I had a manager once with a powerful knack for hiring great ones. The only problem was that each and every one of them got poached for upper management in the business.
This fairy tale still lives? Sheesh, some people really are dense. Like, neutron star kind of dense
As a software guy, I love this. People building and running software products don’t need project managers. We ned product owners/managers. It’s a product, it has users, it doesn’t have an end date.
I fucking hate comments defending PMs like “you hate PMs if you only worked with bad ones”
Fuck no, they’re the idea guys of tech, they’re useless. Their entire existence depends on engineers not giving enough fucks about the product. They’re the result or a broken team structure. They’re annoying and have no real skills, which is proven by their excitement about AI nowadays. Every PM I’ve came across is hyping up AI, most of them vibe coding, whatever the fuck that means.
People who think managers are useless have either likely only worked for good ones or bad ones. Good ones make it look so easy it looks like they do nothing.
Quite often when I’m managing the work floor if we have a good week I have almost nothing to do on fridays. Sometimes the staff make comments about it and I always say the same thing “If I’m scrambling on Friday, it means I fucked up on Wednesday and we’re all going to have a shitty Monday.”
I understand the sentiment, but I had the pleasure of working with a great PM on a high profile project in my company and it was really good. The more moving parts and stakeholders there are, the more you’re going to need someone to manage the stream of information, set expectations, keep the focus on the end goal. It was very good and I learned a lot from them.
What some PMs don’t understand is they don’t lead the team but instead they should be supporting the team so that the job gets done on time. Shuffle around resources, reverse manage upper management, protect the team from being derailed etc.
This is in construction, though, and I’ve no idea about how the tech industry works.
This is my expereince, a good PM manages expectations and pushes back on the builder from trying to forge ahead with construction when the staging isnt right or areas arent ready, instead of being yes men and cracking the whip to make tradies get things done to appease their superiors. And they will negotiate cross-trade eith other PM’s or tradies to see what arrangements will make mutliple parties happy when there are clashes and try keep things uninterrupted so everyone can keep ticking away at their own tasks.

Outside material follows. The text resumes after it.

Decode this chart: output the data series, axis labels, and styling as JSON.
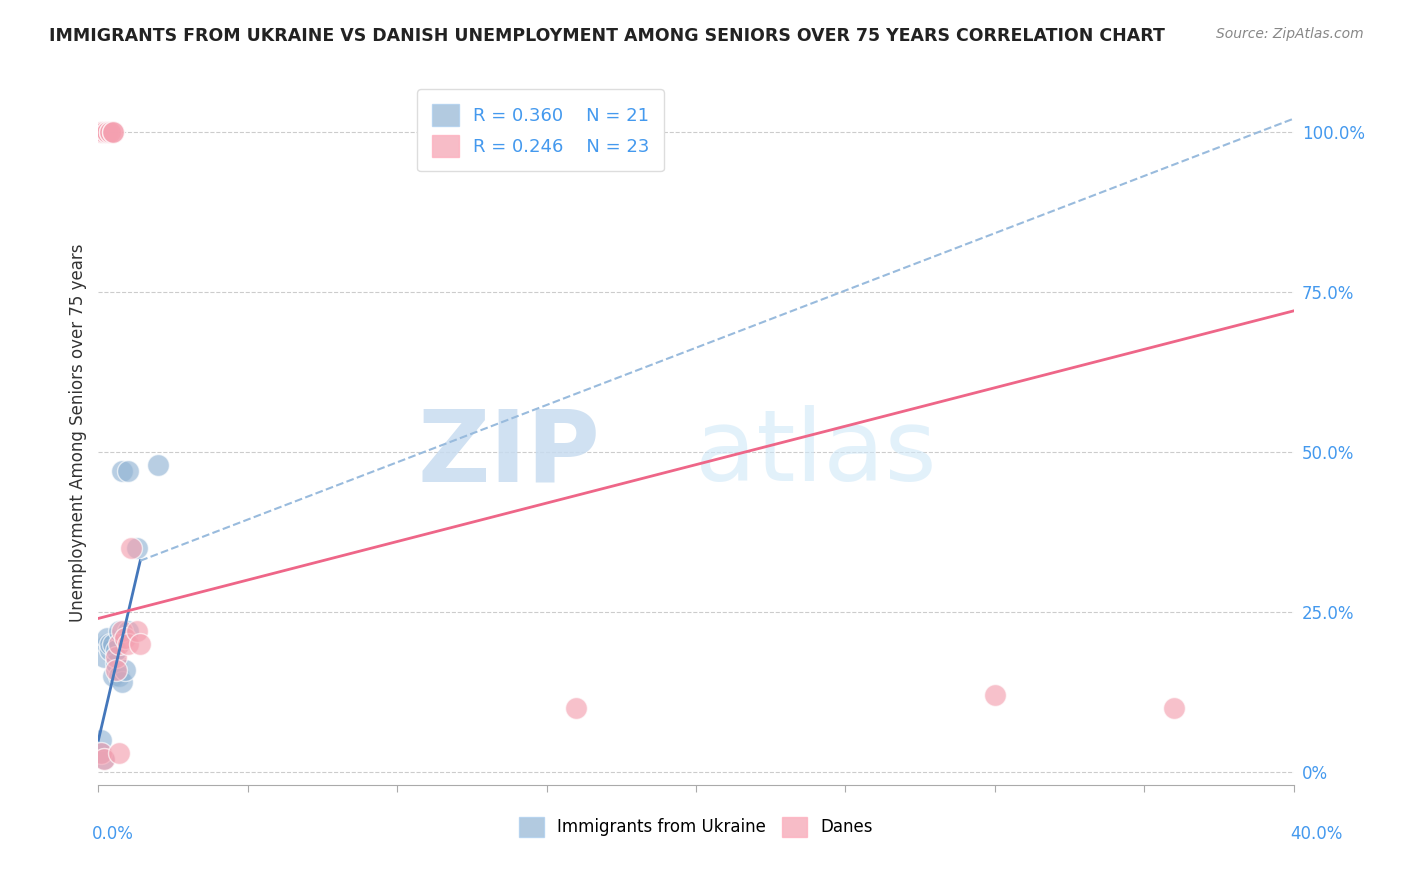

A Project Manager is someone who thinks nine women can deliver a baby in one month.
“Hellen, you were supposed to only do the left arm! What am I supposed to do with a whole baby!?”
I think a super important thing people forget is a good PMs ability to always know where the data is that’s been received. Can’t tell you the number of times there’s been conversations “we’re waiting on x from the client” and the PM being long it’s right here in the standard location. How they remember everything I don’t know.
Fuckin’ preach. I’ve worked with a single pm worth their salt, and they got driven out by the useless cunts that couldn’t MANAGE to get from their desk to a toilet without a meeting.
In my experience it’s because the terrible PMs are happy to shift their blame onto someone else, whereas the proficient PMs don’t shy away from their mistakes. The good pm gets fired for taking someone else’s responsibility and the bad ones stay piling their shit onto others. Good PMs can’t survive.
In my career most of the actually competent PMs actually got poached so we’re left with the scraps.
Mine is the incompetents blame the competents for THEIR fuckups, and the competent ones don’t put up with that shit.
A lot of places park people who can’t cut it doing the actual work in the project in project management roles instead of moving them on. They think, ohh they have intimate knowledge of the project and the working parts they’ll be great.
It happens a lot for regular management as well.
A properly trained, proficient project manager can get more done with less people, defuse situations before they happen and cool the jets of higher ups making unreasonable demands.
Of course, some places are just shitholes run by assholes to which none of this applies.